Muitos dos novos imigrantes de São Paulo - sejam eles da Ásia, da América Latina, ou da Europa - são atraídos em parte pelas leis migratórias relativamente tranquilas.
Embora a legislação criada em 1980 durante a ditadura militar no Brasil crie uma série de obstáculos para a imigração legalizada, as deportações são muito raras. Além disso, as autoridades concederam anistia para imigrantes ilegais em diversas ocasiões desde os anos 1980, permitindo que pessoas que ficam além do tempo determinado por seus vistos ou que tenham entrado através das fronteiras porosas do país sem autorização possam legalizar sua permanência.
As dificuldades continuam para muitas pessoas em torno dos negócios encabeçados por imigrantes estrangeiros no centro velho, e as autoridades fazem batidas regulares em fábricas de roupas onde trabalhadores - em grande parte Bolivianos e Peruanos - foram encontrados em condições análogas às de escravidão.

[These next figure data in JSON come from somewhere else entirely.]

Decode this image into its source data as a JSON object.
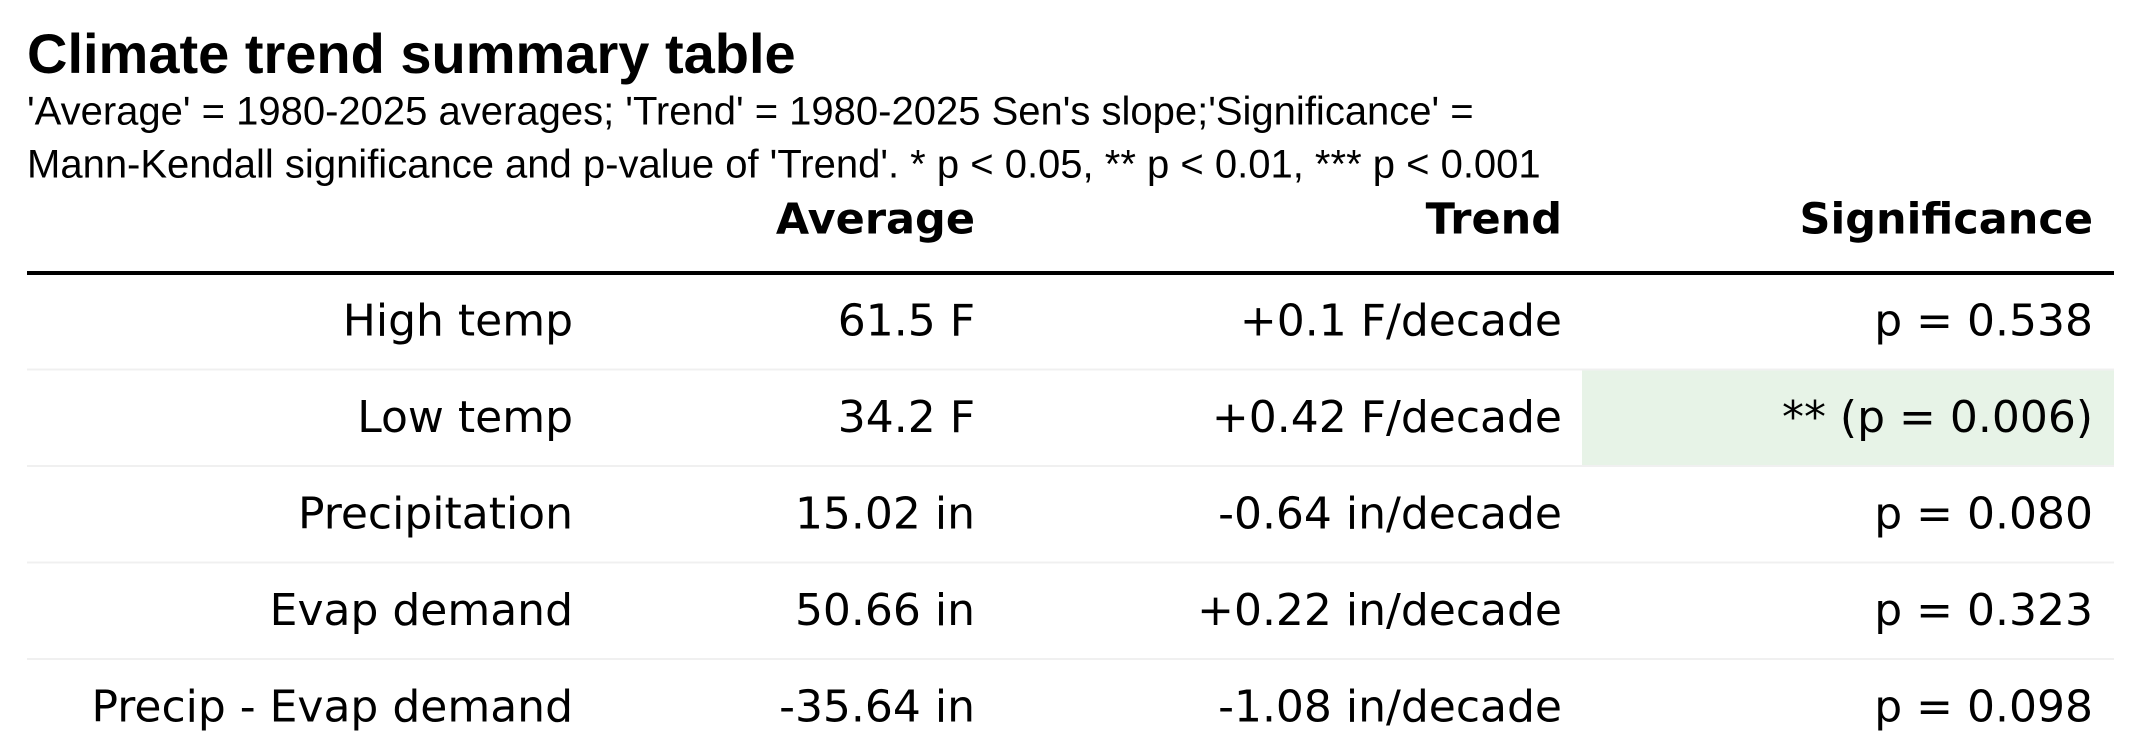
{
  "header": {
    "title": "Climate trend summary table",
    "subtitle": [
      "'Average' = 1980-2025 averages; 'Trend' = 1980-2025 Sen's slope;'Significance' =",
      "Mann-Kendall significance and p-value of 'Trend'. * p < 0.05, ** p < 0.01, *** p < 0.001"
    ]
  },
  "table": {
    "columns": [
      "Average",
      "Trend",
      "Significance"
    ],
    "rows": [
      [
        "High temp",
        "61.5 F",
        "+0.1 F/decade",
        "p = 0.538"
      ],
      [
        "Low temp",
        "34.2 F",
        "+0.42 F/decade",
        "** (p = 0.006)"
      ],
      [
        "Precipitation",
        "15.02 in",
        "-0.64 in/decade",
        "p = 0.080"
      ],
      [
        "Evap demand",
        "50.66 in",
        "+0.22 in/decade",
        "p = 0.323"
      ],
      [
        "Precip - Evap demand",
        "-35.64 in",
        "-1.08 in/decade",
        "p = 0.098"
      ]
    ]
  }
}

A vulnerabilidade de alguns dos imigrantes à exploração e aos crimes violentos ficou evidente em um episódio trágico ocorrido no ano passado, quando assaltantes atiraram e mataram o filho de cinco anos de imigrantes bolivianos em uma invasão que deu errado. Centenas de bolivianos, um dos maiores grupos de imigrantes de São Paulo, saíram as ruas para protestar na mesma época das manifestações que viraram o país de cabeça para baixo.
- De repente, em meio aos protestos nas ruas, os boliviano começaram a sair das sombras. Foi um exemplo vívido dos imigrantes conseguindo um espaço na esfera política nacional, afirmou Jeffrey Lesser, historiador da Emory University, em Atlanta, na Georgia, especializado em imigração no Brasil.

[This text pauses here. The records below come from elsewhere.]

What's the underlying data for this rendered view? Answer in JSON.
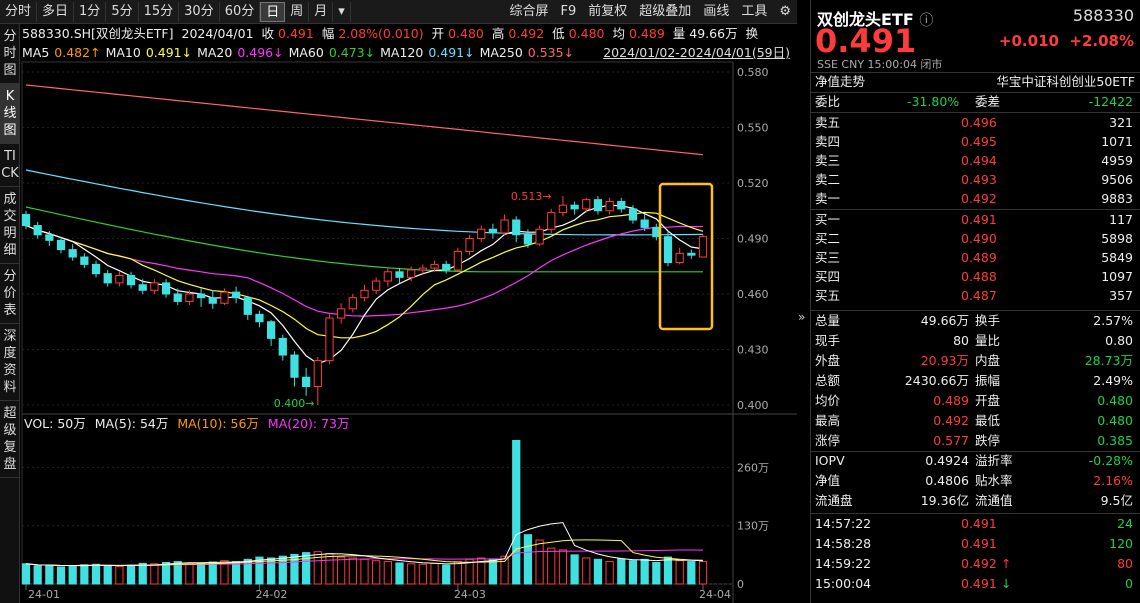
{
  "toolbar": {
    "periods": [
      "分时",
      "多日",
      "1分",
      "5分",
      "15分",
      "30分",
      "60分",
      "日",
      "周",
      "月",
      "▾"
    ],
    "active_period": "日",
    "right_items": [
      "综合屏",
      "F9",
      "前复权",
      "超级叠加",
      "画线",
      "工具",
      "⚙"
    ]
  },
  "left_tabs": [
    "分时图",
    "K线图",
    "TICK",
    "成交明细",
    "分价表",
    "深度资料",
    "超级复盘"
  ],
  "infobar": {
    "code_name": "588330.SH[双创龙头ETF]",
    "date": "2024/04/01",
    "close_label": "收",
    "close": "0.491",
    "amp_label": "幅",
    "amp": "2.08%(0.010)",
    "open_label": "开",
    "open": "0.480",
    "high_label": "高",
    "high": "0.492",
    "low_label": "低",
    "low": "0.480",
    "avg_label": "均",
    "avg": "0.489",
    "vol_label": "量",
    "vol": "49.66万",
    "swap": "换",
    "range": "2024/01/02-2024/04/01(59日)"
  },
  "ma_legend": [
    {
      "label": "MA5",
      "value": "0.482↑",
      "color": "#ff9900"
    },
    {
      "label": "MA10",
      "value": "0.491↓",
      "color": "#ffff33"
    },
    {
      "label": "MA20",
      "value": "0.496↓",
      "color": "#ff33ff"
    },
    {
      "label": "MA60",
      "value": "0.473↓",
      "color": "#33cc33"
    },
    {
      "label": "MA120",
      "value": "0.491↓",
      "color": "#66e0ff"
    },
    {
      "label": "MA250",
      "value": "0.535↓",
      "color": "#ff6666"
    }
  ],
  "volume_legend": {
    "vol": "VOL: 50万",
    "ma5": "MA(5): 54万",
    "ma10": "MA(10): 56万",
    "ma20": "MA(20): 73万"
  },
  "chart_data": {
    "type": "candlestick",
    "price_axis": {
      "ticks": [
        "0.580",
        "0.550",
        "0.520",
        "0.490",
        "0.460",
        "0.430",
        "0.400"
      ],
      "range": [
        0.4,
        0.58
      ]
    },
    "volume_axis": {
      "ticks": [
        "260万",
        "130万",
        "0"
      ],
      "range": [
        0,
        330
      ]
    },
    "x_ticks": [
      "24-01",
      "24-02",
      "24-03",
      "24-04"
    ],
    "annotations": {
      "high": "0.513",
      "low": "0.400"
    },
    "candles": [
      [
        0.503,
        0.497,
        0.505,
        0.495,
        45
      ],
      [
        0.497,
        0.492,
        0.499,
        0.49,
        40
      ],
      [
        0.492,
        0.489,
        0.494,
        0.486,
        42
      ],
      [
        0.489,
        0.484,
        0.491,
        0.482,
        38
      ],
      [
        0.484,
        0.48,
        0.487,
        0.478,
        41
      ],
      [
        0.48,
        0.476,
        0.482,
        0.474,
        43
      ],
      [
        0.476,
        0.471,
        0.478,
        0.469,
        44
      ],
      [
        0.471,
        0.466,
        0.473,
        0.464,
        40
      ],
      [
        0.466,
        0.47,
        0.472,
        0.464,
        39
      ],
      [
        0.47,
        0.465,
        0.472,
        0.463,
        42
      ],
      [
        0.465,
        0.462,
        0.468,
        0.46,
        46
      ],
      [
        0.462,
        0.466,
        0.468,
        0.46,
        45
      ],
      [
        0.466,
        0.46,
        0.468,
        0.458,
        48
      ],
      [
        0.46,
        0.456,
        0.463,
        0.454,
        50
      ],
      [
        0.456,
        0.46,
        0.462,
        0.454,
        47
      ],
      [
        0.46,
        0.458,
        0.463,
        0.453,
        46
      ],
      [
        0.458,
        0.455,
        0.462,
        0.452,
        49
      ],
      [
        0.455,
        0.461,
        0.463,
        0.454,
        52
      ],
      [
        0.461,
        0.458,
        0.464,
        0.455,
        50
      ],
      [
        0.458,
        0.449,
        0.459,
        0.446,
        55
      ],
      [
        0.449,
        0.445,
        0.451,
        0.442,
        60
      ],
      [
        0.445,
        0.436,
        0.446,
        0.432,
        58
      ],
      [
        0.436,
        0.427,
        0.438,
        0.424,
        62
      ],
      [
        0.427,
        0.415,
        0.429,
        0.41,
        66
      ],
      [
        0.415,
        0.41,
        0.42,
        0.405,
        70
      ],
      [
        0.41,
        0.424,
        0.426,
        0.4,
        72
      ],
      [
        0.424,
        0.447,
        0.449,
        0.422,
        68
      ],
      [
        0.447,
        0.452,
        0.455,
        0.444,
        60
      ],
      [
        0.452,
        0.458,
        0.46,
        0.45,
        58
      ],
      [
        0.458,
        0.462,
        0.465,
        0.456,
        55
      ],
      [
        0.462,
        0.467,
        0.469,
        0.46,
        52
      ],
      [
        0.467,
        0.472,
        0.474,
        0.464,
        50
      ],
      [
        0.472,
        0.469,
        0.474,
        0.466,
        47
      ],
      [
        0.469,
        0.473,
        0.475,
        0.467,
        45
      ],
      [
        0.473,
        0.474,
        0.476,
        0.471,
        44
      ],
      [
        0.474,
        0.476,
        0.478,
        0.472,
        46
      ],
      [
        0.476,
        0.473,
        0.478,
        0.471,
        42
      ],
      [
        0.473,
        0.483,
        0.485,
        0.472,
        50
      ],
      [
        0.483,
        0.49,
        0.492,
        0.481,
        55
      ],
      [
        0.49,
        0.495,
        0.497,
        0.488,
        58
      ],
      [
        0.495,
        0.493,
        0.498,
        0.49,
        56
      ],
      [
        0.493,
        0.5,
        0.503,
        0.492,
        62
      ],
      [
        0.5,
        0.492,
        0.502,
        0.488,
        320
      ],
      [
        0.492,
        0.487,
        0.495,
        0.485,
        110
      ],
      [
        0.487,
        0.495,
        0.497,
        0.486,
        98
      ],
      [
        0.495,
        0.504,
        0.506,
        0.493,
        80
      ],
      [
        0.504,
        0.508,
        0.513,
        0.502,
        76
      ],
      [
        0.508,
        0.506,
        0.51,
        0.503,
        65
      ],
      [
        0.506,
        0.511,
        0.512,
        0.504,
        58
      ],
      [
        0.511,
        0.505,
        0.513,
        0.503,
        55
      ],
      [
        0.505,
        0.51,
        0.512,
        0.503,
        50
      ],
      [
        0.51,
        0.506,
        0.512,
        0.504,
        56
      ],
      [
        0.506,
        0.5,
        0.508,
        0.498,
        52
      ],
      [
        0.5,
        0.496,
        0.503,
        0.494,
        55
      ],
      [
        0.496,
        0.491,
        0.498,
        0.489,
        48
      ],
      [
        0.491,
        0.477,
        0.494,
        0.475,
        60
      ],
      [
        0.477,
        0.482,
        0.485,
        0.476,
        52
      ],
      [
        0.482,
        0.481,
        0.484,
        0.479,
        50
      ],
      [
        0.48,
        0.491,
        0.492,
        0.48,
        50
      ]
    ]
  },
  "quote": {
    "name": "双创龙头ETF",
    "code": "588330",
    "price": "0.491",
    "change": "+0.010",
    "change_pct": "+2.08%",
    "exchange": "SSE  CNY  15:00:04  闭市",
    "trend_label": "净值走势",
    "index_name": "华宝中证科创创业50ETF",
    "weibi_label": "委比",
    "weibi": "-31.80%",
    "weicha_label": "委差",
    "weicha": "-12422",
    "asks": [
      {
        "label": "卖五",
        "price": "0.496",
        "vol": "321"
      },
      {
        "label": "卖四",
        "price": "0.495",
        "vol": "1071"
      },
      {
        "label": "卖三",
        "price": "0.494",
        "vol": "4959"
      },
      {
        "label": "卖二",
        "price": "0.493",
        "vol": "9506"
      },
      {
        "label": "卖一",
        "price": "0.492",
        "vol": "9883"
      }
    ],
    "bids": [
      {
        "label": "买一",
        "price": "0.491",
        "vol": "117"
      },
      {
        "label": "买二",
        "price": "0.490",
        "vol": "5898"
      },
      {
        "label": "买三",
        "price": "0.489",
        "vol": "5849"
      },
      {
        "label": "买四",
        "price": "0.488",
        "vol": "1097"
      },
      {
        "label": "买五",
        "price": "0.487",
        "vol": "357"
      }
    ],
    "stats": [
      [
        {
          "l": "总量",
          "v": "49.66万",
          "c": "white"
        },
        {
          "l": "换手",
          "v": "2.57%",
          "c": "white"
        }
      ],
      [
        {
          "l": "现手",
          "v": "80",
          "c": "white"
        },
        {
          "l": "量比",
          "v": "0.80",
          "c": "white"
        }
      ],
      [
        {
          "l": "外盘",
          "v": "20.93万",
          "c": "red"
        },
        {
          "l": "内盘",
          "v": "28.73万",
          "c": "green"
        }
      ],
      [
        {
          "l": "总额",
          "v": "2430.66万",
          "c": "white"
        },
        {
          "l": "振幅",
          "v": "2.49%",
          "c": "white"
        }
      ],
      [
        {
          "l": "均价",
          "v": "0.489",
          "c": "red"
        },
        {
          "l": "开盘",
          "v": "0.480",
          "c": "green"
        }
      ],
      [
        {
          "l": "最高",
          "v": "0.492",
          "c": "red"
        },
        {
          "l": "最低",
          "v": "0.480",
          "c": "green"
        }
      ],
      [
        {
          "l": "涨停",
          "v": "0.577",
          "c": "red"
        },
        {
          "l": "跌停",
          "v": "0.385",
          "c": "green"
        }
      ]
    ],
    "etf_stats": [
      [
        {
          "l": "IOPV",
          "v": "0.4924",
          "c": "white"
        },
        {
          "l": "溢折率",
          "v": "-0.28%",
          "c": "green"
        }
      ],
      [
        {
          "l": "净值",
          "v": "0.4806",
          "c": "white"
        },
        {
          "l": "贴水率",
          "v": "2.16%",
          "c": "red"
        }
      ],
      [
        {
          "l": "流通盘",
          "v": "19.36亿",
          "c": "white"
        },
        {
          "l": "流通值",
          "v": "9.5亿",
          "c": "white"
        }
      ]
    ],
    "ticks": [
      {
        "time": "14:57:22",
        "price": "0.491",
        "arrow": "",
        "vol": "24",
        "vc": "green"
      },
      {
        "time": "14:58:28",
        "price": "0.491",
        "arrow": "",
        "vol": "120",
        "vc": "green"
      },
      {
        "time": "14:59:22",
        "price": "0.492",
        "arrow": "↑",
        "vol": "80",
        "vc": "red"
      },
      {
        "time": "15:00:04",
        "price": "0.491",
        "arrow": "↓",
        "vol": "0",
        "vc": "green"
      }
    ]
  }
}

Diretores de cinema e escritores brasileiros já começam a se inspirar na nova onda migratória. Em um exemplo recente, "Destino: São Paulo", uma minissérie de ficção produzida para a HBO Brasil, exibe a história de imigrantes coreanos, nigerianos, chineses, bolivianos e judeus ortodoxos na cidade.

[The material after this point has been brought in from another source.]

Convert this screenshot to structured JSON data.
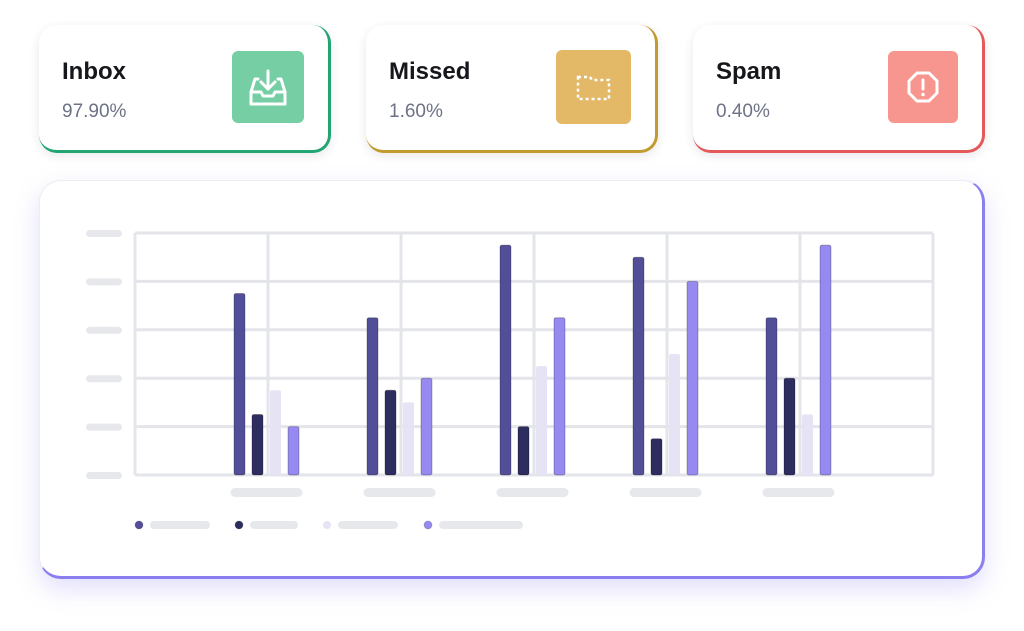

Tentando atrair moradores para o centro velho, as autoridades reformaram pérolas arquitetônicas como a Estação Júlio Prestes, convertida na casa da orquestra sinfônica da cidade de São Paulo. Os visitantes podem assistir shows no local e chegar e sair de carro, evitando o medo dos assaltos tão comuns na Cracolândia, como é conhecida a área de consumo de crack em torno desses monumentos culturais.
Mas para quem caminha em meio ao labirinto das ruas do centro, a dinâmica que torna São Paulo um dos maiores destinos de imigrantes entre os países em desenvolvimento se torna clara. No primeiro andar de um prédio ocupado na Alameda Barão de Limeira, uma rua repleta de velhos edifícios em estilo Art Deco, Mélanito Biyouha explica a situação.
- Eles dizem que São Paulo é a Nova York do Brasil, mas algum dia as pessoas talvez vejam Nova York como a São Paulo dos Estados Unidos. A cidade não é perfeita, mas o mundo está vindo para cá, afirmou Biyouha, de 43 anos, uma imigrante camaronesa dona de um restaurante que oferece comida de sua terra natal e de outros países africanos.